A new report from the Urban Institute offers an in-depth look at the variation of student achievement across the United States and how much changes to state demographics affect performance on the NAEP.
The report, "Breaking The Curve: Promises And Pitfalls Of Using NAEP Data To Assess The State Role In Student Achievement," discusses the role states play in education policymaking throughout the country, as state governments begin to play a larger part than local school districts. Current trends in Congress suggest that even more autonomy will be offered to state governments in the near future.
The National Assessment of Educational Progress (NAEP), released every other year, looks at the role played by individual states in educational policy and is used by politicians to offer support for their policies when high or improving scores are seen. However, researchers continue to stress that the scores only provide credible evidence of working policies on rare occasions.

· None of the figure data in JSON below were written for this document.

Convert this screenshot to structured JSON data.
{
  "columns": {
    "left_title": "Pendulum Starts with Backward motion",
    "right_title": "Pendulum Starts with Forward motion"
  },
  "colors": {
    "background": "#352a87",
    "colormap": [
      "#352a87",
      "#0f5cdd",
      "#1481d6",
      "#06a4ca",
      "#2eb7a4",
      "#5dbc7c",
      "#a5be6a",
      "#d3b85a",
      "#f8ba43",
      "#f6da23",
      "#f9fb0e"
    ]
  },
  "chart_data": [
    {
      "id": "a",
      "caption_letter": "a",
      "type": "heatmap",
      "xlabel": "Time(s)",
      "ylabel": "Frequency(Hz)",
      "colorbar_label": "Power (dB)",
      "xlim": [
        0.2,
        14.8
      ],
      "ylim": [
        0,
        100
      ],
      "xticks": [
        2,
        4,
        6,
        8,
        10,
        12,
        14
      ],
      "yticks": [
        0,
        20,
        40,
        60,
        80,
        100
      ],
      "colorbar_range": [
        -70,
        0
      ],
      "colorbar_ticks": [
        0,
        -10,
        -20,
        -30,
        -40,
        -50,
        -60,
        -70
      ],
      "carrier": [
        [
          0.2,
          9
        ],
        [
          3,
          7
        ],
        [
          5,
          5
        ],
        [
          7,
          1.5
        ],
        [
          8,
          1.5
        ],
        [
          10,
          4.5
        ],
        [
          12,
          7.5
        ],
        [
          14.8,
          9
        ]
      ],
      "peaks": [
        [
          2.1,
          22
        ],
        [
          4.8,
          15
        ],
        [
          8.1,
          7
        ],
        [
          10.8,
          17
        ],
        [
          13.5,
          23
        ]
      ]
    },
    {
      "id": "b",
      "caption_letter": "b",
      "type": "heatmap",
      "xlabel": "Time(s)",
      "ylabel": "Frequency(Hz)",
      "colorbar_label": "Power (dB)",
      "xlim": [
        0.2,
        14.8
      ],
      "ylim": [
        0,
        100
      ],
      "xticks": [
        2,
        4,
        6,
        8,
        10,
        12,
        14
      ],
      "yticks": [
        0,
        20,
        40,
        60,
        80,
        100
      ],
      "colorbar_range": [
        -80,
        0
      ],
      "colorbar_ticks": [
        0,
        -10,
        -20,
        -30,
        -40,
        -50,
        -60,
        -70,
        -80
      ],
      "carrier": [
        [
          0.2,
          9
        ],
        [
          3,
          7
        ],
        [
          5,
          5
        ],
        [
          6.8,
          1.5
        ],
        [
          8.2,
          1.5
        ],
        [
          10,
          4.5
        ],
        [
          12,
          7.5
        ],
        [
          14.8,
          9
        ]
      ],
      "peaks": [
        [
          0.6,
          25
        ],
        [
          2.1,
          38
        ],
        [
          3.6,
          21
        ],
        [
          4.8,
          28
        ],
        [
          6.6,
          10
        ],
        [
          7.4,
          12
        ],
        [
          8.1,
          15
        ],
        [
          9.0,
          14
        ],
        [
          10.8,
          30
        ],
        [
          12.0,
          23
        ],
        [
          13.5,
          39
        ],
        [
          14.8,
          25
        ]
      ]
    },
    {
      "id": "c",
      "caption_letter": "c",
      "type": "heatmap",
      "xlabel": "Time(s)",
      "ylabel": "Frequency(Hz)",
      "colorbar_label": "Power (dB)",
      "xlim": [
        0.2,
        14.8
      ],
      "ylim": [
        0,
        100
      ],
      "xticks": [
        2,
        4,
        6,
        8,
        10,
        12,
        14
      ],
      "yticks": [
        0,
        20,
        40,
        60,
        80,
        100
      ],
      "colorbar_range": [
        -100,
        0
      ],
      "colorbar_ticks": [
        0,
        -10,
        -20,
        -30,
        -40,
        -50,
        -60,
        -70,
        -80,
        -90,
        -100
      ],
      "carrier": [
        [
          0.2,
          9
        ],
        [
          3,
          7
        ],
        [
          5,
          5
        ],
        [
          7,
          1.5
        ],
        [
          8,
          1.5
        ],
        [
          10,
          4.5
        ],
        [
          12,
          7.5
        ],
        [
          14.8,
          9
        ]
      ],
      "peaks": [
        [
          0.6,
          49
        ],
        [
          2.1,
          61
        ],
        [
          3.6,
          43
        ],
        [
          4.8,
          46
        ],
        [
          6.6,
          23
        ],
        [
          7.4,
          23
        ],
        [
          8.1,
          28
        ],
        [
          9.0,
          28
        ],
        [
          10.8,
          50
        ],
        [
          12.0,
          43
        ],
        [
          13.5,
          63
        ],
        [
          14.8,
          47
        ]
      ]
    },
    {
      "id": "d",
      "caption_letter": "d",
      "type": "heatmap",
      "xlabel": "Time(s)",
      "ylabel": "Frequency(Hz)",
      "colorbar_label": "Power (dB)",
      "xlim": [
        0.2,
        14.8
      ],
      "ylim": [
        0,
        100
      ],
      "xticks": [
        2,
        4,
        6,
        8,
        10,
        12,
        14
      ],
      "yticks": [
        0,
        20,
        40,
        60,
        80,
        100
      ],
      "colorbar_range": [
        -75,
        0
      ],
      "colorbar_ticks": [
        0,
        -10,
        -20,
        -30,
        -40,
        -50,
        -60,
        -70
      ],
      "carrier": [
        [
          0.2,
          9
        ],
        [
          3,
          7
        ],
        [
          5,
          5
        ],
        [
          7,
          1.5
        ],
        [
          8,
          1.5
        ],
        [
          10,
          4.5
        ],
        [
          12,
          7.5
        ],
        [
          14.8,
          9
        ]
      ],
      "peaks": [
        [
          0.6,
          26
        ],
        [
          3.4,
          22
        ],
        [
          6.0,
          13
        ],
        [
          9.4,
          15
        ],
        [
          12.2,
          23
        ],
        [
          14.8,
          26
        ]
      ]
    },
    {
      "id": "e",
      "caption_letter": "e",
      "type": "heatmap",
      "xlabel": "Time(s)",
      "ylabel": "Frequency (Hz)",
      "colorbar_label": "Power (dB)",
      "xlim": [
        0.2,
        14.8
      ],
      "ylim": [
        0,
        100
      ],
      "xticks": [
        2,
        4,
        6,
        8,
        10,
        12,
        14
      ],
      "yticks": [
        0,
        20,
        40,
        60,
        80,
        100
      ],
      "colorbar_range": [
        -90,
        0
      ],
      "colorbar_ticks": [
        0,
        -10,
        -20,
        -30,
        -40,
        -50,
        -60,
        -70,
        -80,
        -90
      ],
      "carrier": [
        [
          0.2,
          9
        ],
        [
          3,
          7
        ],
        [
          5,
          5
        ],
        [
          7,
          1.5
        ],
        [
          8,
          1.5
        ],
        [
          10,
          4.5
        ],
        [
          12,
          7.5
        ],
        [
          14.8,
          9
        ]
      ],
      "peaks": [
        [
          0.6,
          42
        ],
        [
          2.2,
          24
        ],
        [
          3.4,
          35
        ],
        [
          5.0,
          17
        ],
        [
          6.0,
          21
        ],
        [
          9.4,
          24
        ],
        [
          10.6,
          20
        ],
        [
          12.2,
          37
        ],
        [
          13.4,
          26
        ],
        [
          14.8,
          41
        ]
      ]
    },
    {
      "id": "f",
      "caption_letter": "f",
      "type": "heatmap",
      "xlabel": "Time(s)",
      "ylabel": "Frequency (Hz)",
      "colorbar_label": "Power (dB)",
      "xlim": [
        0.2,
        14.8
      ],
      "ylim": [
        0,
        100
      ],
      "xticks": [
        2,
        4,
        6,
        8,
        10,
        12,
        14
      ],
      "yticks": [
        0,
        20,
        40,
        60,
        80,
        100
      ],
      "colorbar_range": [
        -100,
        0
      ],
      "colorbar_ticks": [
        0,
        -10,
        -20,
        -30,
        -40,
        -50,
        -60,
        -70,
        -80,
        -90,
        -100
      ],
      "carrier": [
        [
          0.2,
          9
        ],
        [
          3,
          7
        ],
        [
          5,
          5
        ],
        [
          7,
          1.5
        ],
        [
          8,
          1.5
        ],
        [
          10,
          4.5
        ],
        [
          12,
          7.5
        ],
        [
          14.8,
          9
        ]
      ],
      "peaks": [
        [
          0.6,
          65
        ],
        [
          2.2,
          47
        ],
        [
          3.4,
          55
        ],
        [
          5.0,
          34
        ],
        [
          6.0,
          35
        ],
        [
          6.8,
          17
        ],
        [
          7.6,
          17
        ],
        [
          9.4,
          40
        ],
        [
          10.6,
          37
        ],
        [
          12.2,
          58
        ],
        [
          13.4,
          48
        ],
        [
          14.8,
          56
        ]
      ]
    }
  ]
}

For the report, author Matthew Chingos took into account the average NAEP performance of students in each state and compared them to similar students in other states. He also observed changes to each state's performance over the past decade relative to what he believed could have been due to changes in demographics.
According to the report, similar students were found to vary greatly in their test performance depending on which state they lived in. However, states that "break the curve," or yield higher scores than their demographic peers, were found to be not necessarily the states with overall high scores. In other words, when comparing NAEP scores across states, student populations must be taken into account.
The report found that NAEP scores have increased in all 50 states more than would be expected when looking at demographic shifts between 2003 and 2013. Therefore, Chingos says that changes to student demographics should be considered when looking at trends over time to evaluate a state's performance on the test.
Chingos said that states vary in terms of student performance, with variations among students, classrooms, schools and districts within the state.
"In the words of education researcher Tom Loveless, â[A]nyone who follows NAEP scores knows that the difference between Massachusetts and Mississippi is quite large. What is often overlooked is that every state has a mini-Massachusetts and Mississippi contrast within its own borders.'"
The report concludes that NAEP scores have consistently been misused by being offered as evidence that the education system in the country is in need of repair or that certain policies are working. However, data is limited and is unable to be applied to every factor that could affect student achievement.